The multiregional theory

This theory says that Homo erectus and Homo neanderthalensis had just evolved into Homo sapiens because of the natural selection, and it happened all over the world: in Asia, Europe and Africa.

The out of Africa theory

This theory proposes that Homo sapiens appeared in Africa and moved all over the world. They had replaced Homo erectus and Homo neanderthalensis by outcompeting their food or by killing them. Genetic and fossils had approved this theory, but the scientists are still debating on those theories.

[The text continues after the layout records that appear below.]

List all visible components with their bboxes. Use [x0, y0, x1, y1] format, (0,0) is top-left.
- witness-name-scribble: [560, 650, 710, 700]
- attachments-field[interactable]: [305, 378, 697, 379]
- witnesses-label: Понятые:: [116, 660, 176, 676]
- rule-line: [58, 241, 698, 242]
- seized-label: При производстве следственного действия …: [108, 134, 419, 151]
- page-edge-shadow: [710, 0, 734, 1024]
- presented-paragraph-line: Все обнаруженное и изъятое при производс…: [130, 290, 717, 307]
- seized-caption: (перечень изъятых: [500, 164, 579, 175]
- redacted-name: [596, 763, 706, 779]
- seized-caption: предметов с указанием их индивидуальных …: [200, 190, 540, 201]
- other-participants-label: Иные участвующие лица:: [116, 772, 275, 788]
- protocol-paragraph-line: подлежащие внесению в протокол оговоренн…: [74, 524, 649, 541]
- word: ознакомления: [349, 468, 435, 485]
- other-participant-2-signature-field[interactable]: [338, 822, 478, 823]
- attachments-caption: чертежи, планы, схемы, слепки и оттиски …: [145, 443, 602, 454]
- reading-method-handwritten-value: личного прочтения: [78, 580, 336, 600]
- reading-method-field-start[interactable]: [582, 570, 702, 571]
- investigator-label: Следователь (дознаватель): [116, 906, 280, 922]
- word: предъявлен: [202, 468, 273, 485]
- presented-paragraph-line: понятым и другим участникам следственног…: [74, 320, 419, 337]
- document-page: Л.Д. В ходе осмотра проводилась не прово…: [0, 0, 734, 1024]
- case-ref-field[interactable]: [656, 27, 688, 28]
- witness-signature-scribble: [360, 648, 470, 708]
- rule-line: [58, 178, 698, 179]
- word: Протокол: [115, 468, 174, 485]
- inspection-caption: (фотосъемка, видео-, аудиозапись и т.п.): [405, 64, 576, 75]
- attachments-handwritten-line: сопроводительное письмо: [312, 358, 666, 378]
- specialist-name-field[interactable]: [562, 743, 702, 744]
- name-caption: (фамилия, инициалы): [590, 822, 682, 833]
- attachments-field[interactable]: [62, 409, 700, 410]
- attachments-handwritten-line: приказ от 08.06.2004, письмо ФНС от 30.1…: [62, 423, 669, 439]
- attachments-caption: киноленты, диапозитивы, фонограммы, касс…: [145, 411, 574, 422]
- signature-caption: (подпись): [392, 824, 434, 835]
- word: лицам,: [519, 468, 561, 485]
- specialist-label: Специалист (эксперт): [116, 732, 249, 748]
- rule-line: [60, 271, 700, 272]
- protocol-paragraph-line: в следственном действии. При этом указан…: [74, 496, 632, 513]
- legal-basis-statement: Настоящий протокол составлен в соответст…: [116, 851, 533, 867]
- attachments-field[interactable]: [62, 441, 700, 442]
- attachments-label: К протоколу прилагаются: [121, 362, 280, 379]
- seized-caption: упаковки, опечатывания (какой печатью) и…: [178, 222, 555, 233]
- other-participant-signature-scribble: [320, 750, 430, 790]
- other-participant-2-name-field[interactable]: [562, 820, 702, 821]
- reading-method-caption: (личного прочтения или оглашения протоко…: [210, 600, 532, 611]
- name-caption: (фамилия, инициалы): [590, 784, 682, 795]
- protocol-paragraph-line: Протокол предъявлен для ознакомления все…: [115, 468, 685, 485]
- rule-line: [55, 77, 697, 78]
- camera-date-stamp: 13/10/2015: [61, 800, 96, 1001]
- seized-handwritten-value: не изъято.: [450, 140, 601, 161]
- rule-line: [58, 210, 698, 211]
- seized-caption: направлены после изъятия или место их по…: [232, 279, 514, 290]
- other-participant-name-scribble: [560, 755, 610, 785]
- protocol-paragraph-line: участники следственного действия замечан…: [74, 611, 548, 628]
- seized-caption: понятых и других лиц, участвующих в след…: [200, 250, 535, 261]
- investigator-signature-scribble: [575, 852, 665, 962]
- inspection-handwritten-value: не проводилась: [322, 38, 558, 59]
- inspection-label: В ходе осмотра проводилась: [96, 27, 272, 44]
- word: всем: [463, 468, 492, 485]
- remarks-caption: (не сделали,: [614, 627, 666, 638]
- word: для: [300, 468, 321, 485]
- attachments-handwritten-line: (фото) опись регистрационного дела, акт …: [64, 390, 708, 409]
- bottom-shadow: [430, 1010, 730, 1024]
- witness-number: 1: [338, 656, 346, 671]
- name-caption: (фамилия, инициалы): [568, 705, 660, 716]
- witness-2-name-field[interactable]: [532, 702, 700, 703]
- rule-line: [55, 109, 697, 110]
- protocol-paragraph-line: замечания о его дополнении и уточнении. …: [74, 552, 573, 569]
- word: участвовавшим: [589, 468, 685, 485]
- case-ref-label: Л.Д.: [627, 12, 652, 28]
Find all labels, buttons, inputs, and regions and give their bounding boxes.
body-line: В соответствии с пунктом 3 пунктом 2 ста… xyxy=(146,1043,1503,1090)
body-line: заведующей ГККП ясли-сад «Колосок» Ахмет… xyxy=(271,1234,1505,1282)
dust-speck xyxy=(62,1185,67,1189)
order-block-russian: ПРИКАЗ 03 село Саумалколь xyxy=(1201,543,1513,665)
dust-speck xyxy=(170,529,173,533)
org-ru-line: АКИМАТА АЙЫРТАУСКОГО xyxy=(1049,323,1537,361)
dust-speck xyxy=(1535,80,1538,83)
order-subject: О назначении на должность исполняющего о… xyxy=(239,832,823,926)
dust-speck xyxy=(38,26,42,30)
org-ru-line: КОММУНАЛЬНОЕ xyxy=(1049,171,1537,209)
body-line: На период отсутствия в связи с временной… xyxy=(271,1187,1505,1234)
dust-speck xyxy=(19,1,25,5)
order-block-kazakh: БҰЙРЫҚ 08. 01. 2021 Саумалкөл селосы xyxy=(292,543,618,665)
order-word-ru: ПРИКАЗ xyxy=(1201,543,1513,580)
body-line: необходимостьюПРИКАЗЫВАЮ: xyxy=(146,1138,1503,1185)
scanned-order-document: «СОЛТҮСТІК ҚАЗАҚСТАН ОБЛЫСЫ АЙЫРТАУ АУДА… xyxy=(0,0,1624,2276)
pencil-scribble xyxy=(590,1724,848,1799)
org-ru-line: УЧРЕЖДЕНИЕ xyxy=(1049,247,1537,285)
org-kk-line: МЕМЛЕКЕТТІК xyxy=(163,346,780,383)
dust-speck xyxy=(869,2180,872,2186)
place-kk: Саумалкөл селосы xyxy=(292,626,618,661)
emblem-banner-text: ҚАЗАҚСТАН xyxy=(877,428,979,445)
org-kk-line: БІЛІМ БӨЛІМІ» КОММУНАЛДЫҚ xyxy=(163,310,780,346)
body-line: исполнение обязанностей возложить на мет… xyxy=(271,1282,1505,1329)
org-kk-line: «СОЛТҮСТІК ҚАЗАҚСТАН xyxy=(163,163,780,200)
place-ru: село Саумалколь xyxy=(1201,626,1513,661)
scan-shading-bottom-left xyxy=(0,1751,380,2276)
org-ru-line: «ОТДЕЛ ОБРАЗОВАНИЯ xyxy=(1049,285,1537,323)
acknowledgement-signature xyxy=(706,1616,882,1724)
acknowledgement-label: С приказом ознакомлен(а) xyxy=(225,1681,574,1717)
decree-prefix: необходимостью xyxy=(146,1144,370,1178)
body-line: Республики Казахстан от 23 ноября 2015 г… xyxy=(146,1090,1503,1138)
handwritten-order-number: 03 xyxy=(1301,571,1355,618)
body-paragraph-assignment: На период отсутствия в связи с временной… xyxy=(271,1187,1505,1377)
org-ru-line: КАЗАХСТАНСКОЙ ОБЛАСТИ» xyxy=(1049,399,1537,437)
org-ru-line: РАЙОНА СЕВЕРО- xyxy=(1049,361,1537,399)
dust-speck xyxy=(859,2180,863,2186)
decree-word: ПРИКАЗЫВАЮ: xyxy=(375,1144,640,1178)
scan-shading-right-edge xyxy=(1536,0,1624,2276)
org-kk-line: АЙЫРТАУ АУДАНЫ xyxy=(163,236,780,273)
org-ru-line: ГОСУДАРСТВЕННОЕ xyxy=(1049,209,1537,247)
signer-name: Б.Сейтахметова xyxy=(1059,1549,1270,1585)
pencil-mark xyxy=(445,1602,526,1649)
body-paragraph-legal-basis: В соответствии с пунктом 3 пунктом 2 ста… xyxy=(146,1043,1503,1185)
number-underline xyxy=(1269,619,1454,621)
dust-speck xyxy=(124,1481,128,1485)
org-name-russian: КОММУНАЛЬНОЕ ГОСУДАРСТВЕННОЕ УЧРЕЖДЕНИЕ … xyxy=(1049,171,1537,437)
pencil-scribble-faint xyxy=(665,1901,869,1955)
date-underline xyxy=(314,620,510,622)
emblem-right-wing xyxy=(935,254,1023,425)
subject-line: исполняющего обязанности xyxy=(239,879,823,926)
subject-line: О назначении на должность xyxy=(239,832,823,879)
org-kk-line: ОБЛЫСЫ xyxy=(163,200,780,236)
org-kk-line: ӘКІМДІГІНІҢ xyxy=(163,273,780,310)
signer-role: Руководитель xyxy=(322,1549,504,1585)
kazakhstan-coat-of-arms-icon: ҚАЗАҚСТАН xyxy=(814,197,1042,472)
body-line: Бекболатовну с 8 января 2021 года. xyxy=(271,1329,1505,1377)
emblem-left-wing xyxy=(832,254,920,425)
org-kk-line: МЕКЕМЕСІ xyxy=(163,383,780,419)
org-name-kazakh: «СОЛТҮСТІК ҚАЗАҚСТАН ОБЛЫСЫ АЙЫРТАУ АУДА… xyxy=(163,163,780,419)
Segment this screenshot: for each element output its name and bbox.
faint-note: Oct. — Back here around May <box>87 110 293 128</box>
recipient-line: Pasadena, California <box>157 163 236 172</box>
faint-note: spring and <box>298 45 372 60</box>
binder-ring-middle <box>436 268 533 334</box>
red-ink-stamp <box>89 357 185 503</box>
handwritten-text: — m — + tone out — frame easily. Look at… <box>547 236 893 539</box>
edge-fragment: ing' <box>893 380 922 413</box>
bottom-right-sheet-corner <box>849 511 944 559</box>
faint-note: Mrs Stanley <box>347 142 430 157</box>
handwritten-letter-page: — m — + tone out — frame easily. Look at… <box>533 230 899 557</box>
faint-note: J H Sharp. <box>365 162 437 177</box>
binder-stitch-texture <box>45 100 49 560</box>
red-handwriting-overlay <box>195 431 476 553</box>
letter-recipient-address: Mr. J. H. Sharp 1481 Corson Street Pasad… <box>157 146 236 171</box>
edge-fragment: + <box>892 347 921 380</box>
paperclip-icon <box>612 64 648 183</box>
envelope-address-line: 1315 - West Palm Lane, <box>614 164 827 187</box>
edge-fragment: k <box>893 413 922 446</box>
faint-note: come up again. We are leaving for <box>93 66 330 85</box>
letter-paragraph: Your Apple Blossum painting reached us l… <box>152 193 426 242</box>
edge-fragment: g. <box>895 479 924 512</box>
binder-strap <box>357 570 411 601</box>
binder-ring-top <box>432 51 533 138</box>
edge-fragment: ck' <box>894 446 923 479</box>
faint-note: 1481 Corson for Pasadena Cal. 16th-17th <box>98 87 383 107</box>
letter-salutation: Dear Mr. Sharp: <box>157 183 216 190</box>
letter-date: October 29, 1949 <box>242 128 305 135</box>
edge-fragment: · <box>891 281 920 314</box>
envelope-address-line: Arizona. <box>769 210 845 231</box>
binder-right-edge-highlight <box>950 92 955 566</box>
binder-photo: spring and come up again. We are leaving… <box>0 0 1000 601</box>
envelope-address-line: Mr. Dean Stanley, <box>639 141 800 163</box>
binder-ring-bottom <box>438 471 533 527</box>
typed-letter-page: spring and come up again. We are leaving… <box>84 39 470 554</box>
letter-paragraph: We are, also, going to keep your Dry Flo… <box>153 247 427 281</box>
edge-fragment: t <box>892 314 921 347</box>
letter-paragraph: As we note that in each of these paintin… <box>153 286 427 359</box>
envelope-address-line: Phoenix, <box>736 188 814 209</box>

What are the different races?

Looking at the world around us, we can quickly see that depending on which part of the globe we are, people are different. In may be in terms of skin color, shape of the eyes, hair color or type, height and so on and so forth. But of course, talking about races could be a delicate topic. In fact biologists try as hard as they can to avoid the subject. Historically speaking we would understand why. It is because racial classification has gone hand in hand with racial prejudice. Races (also called "subspecies" or "ecotypes") are simply populations of a species that are both geographically separated and differ genetically in one or more traits. That applies for every single living creature, it may be plants, animals, including humans. So we clearly have different races. But having different races explains a lot of phenomenon in our world. For instance it shows that our populations were geographically separated long enough to allow some genetic divergence to occur. It is then naturally impossible to delimitate a line where a physical divergence stops of begins. It is totally arbitrary. Looking at genes, it shows even more clearly the lack of sharp differences between races. We can only weakly differentiate the genetic variation of the physical traits such as skin color and hair type. In fact there are only about 10 to 15 percent of genetic variation between "races" and the remainder of the genetic variation, 85 to 90 percent, occurs among individual "within races". Which means that races don't show their differences mainly through the genes. In fact they carry the same genes, but simply in different frequencies.

What about now?

Nowadays there are evidences, which shows that humans had involved through the time. Let's take the example of people, who are able to digest lactose. Of course, every human are born with the capacity to digest lactose, a sugar which is in the milk, because that is the main food of an infant. But after a certain age, the ability to digest lactose disappeared, because the body stop producing lactase, an enzyme which breaks down the lactose in order to absorb it more easily. This disappearance can be caused by the natural selection. In fact our ancestors did not have any source of milk, so producing the lactase, an enzyme which was not needed was useless. But in some population, mainly the one who raise cows, the pastoralists , there are people who go on to produce this enzyme during their adulthood, this production gives them a rich source of nutrition not available to the others. The persistence of lactase depends on a simple modification in the DNA, which determines if we are tolerant or intolerant to lactose. The idea, that our ancestors had, of raising cows maybe for their meat,gave them the possibility to drink their milk and afforded them a new source of food. The advantage of the ability to digest lactose can be showed by their offspring. In fact, the one who are tolerant produced 4 to 10 percent more offspring than the one who are intolerant, this is a strong selection which had increased the number of the population. This example shows that natural selection had certainly occurred the last few thousand years and it is certainly still happening now. Slowly,the genome adapts to many sources of mortality and diseases that killed our ancestors. All the discoveries in human genetics, confirms that humans are evolved mammals transformed by the same process as every form of life: the natural selection.